“Yes,” was the reply, “I have found it so when He has sent me, as I am sure He sometimes has, to minister to the troubled in heart, the sick and dying. I often feel thankful, Mrs. Landreth, that money isn’t always the only thing we can serve Him with; because that would shut me off almost entirely.”

“No, it is not always even the best or most acceptable,” Mildred said, with her sweet cheery smile.

“Yet there are times when it is more welcome than almost anything else, it being unfortunately so very necessary in this world of ours. Ah! Mrs. Landreth, even at the risk of seeming to talk a great deal about myself, I must tell you what happened to me last fall. I was walking into town one cold day in November, feeling so sad at heart thinking over our many necessities and how impossible it seemed to supply them; mother needed flannel badly and my little boys had no shoes. I was praying silently for help all the way and trying to stay myself upon God and those precious verses in the sixth chapter of Matthew about the fowls of the air and the lilies of the field, and the sweet words, ‘Your heavenly Father knoweth that ye have need of all these things.’ They did comfort me a good deal, but my faith wasn’t strong enough to quite lift the burden off me—​the need was so very pressing and no sign of help at hand.”

“They would trust me at the stores, I knew, but to buy on credit, or borrow money when you can see no way of paying it back, is, I think, no better than stealing, so I couldn’t do that. Just as that thought was in my mind I looked up and saw that I was in front of the post-office. I hadn’t thought of going there, because I had no reason to expect anything by mail, but I stepped in and asked if there was a letter for me; and you can’t think how surprised I was when they handed me one, and I tore it open and found a ten-dollar bill in it. Nothing else, not a word of writing to say where it came from. But I knew my heavenly Father had sent it, and I cried for very joy and thankfulness—​behind my veil—​as I walked along the street.”

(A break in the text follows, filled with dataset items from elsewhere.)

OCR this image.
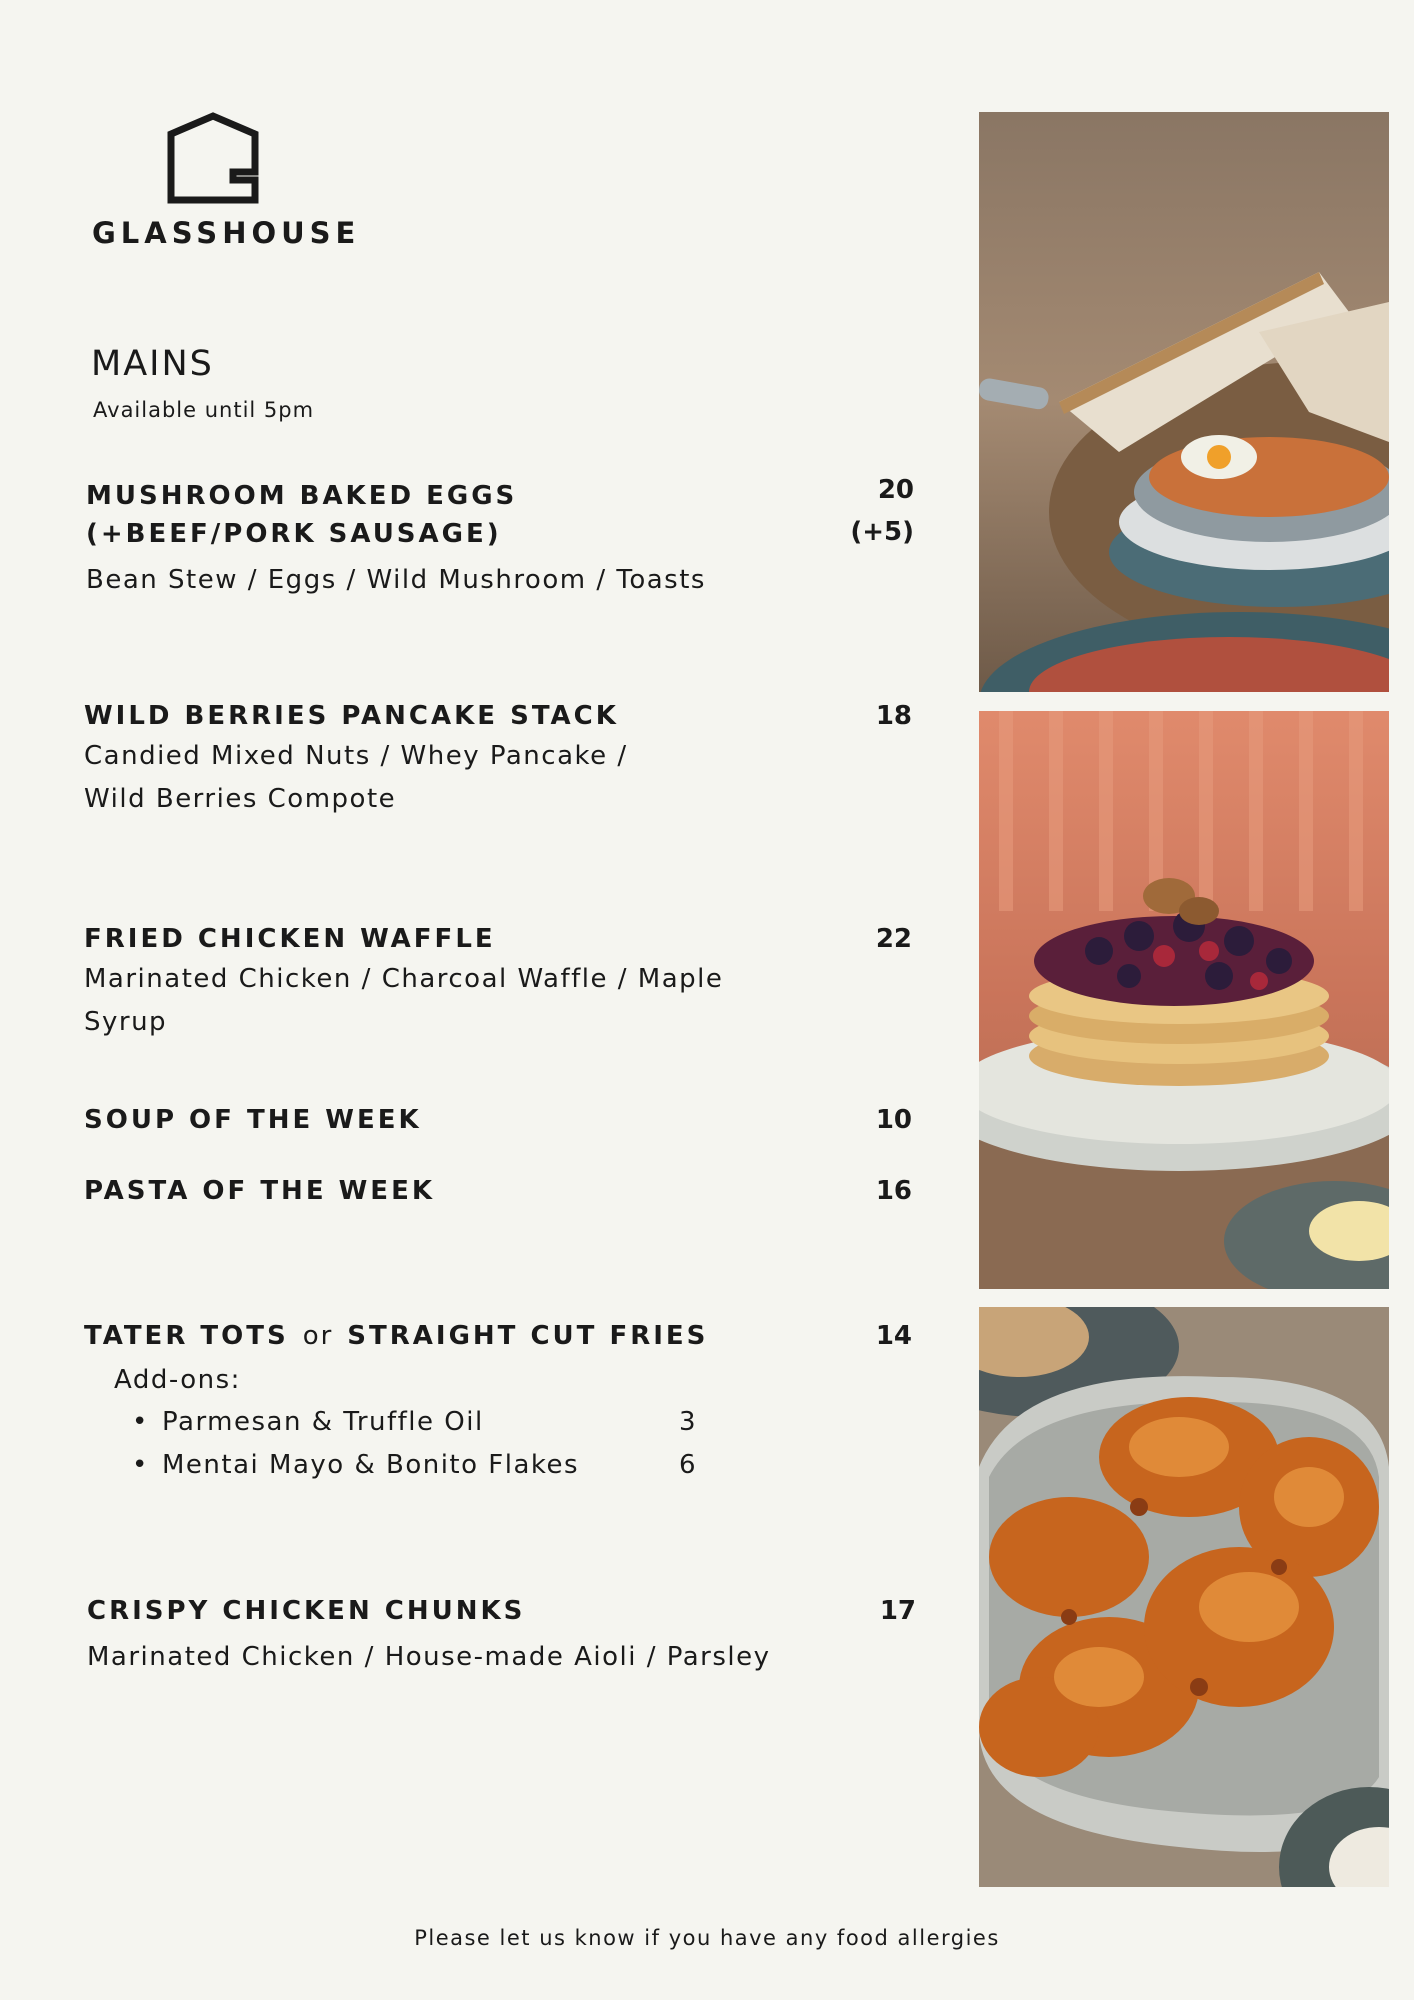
GLASSHOUSE
MAINS
Available until 5pm
MUSHROOM BAKED EGGS
(+BEEF/PORK SAUSAGE)
20
(+5)
Bean Stew / Eggs / Wild Mushroom / Toasts
WILD BERRIES PANCAKE STACK	18
Candied Mixed Nuts / Whey Pancake /
Wild Berries Compote
FRIED CHICKEN WAFFLE	22
Marinated Chicken / Charcoal Waffle / Maple
Syrup
SOUP OF THE WEEK	10
PASTA OF THE WEEK	16
TATER TOTS or STRAIGHT CUT FRIES	14
Add-ons:
• Parmesan & Truffle Oil	3
• Mentai Mayo & Bonito Flakes	6
CRISPY CHICKEN CHUNKS	17
Marinated Chicken / House-made Aioli / Parsley
Please let us know if you have any food allergies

Mildred’s heart and eyes were full as she listened. Ah, how sweet it was to have been made the blessed Master’s almoner to one of His dear children! But her face was half averted lest it should betray her secret, and Mrs. Selby’s own emotion assisted in the desired concealment.

“I thought I should never again doubt the love and care of my heavenly Father,” the latter went on after a moment’s pause in which Mildred’s hand sought hers and pressed it in loving sympathy. “I went to Chetwood & Mocker’s and bought the flannel and the shoes. (Mr. Chetwood waited on me himself, and I felt sure he put the goods down to me, probably at cost.) And such a rejoicing as there was when I got home! I really believe, Mrs. Landreth, that those who have but little of this world’s goods enjoy them all the more; and so things are more evenly divided among us all than most people think.”

The clock struck nine, and Mildred begged Mrs. Selby to lie down and try to sleep. “You know,” she said with an arch smile, “the doctor’s orders were that we should take turns in watching and sleeping, so that each should have half a night’s rest.”

“Yes; and you mean to obey, like a good little wife,” returned her friend with playful look and tone. “But won’t you take the first turn at sleeping?”

“No, no; I feel quite fresh, and you are looking sadly tired.”

Mrs. Selby yielded, stretched herself upon a lounge, saying, “Please be sure to call me at twelve, or sooner if you feel like lying down,” and fell asleep almost before Mildred had finished covering her carefully with a heavy blanket shawl.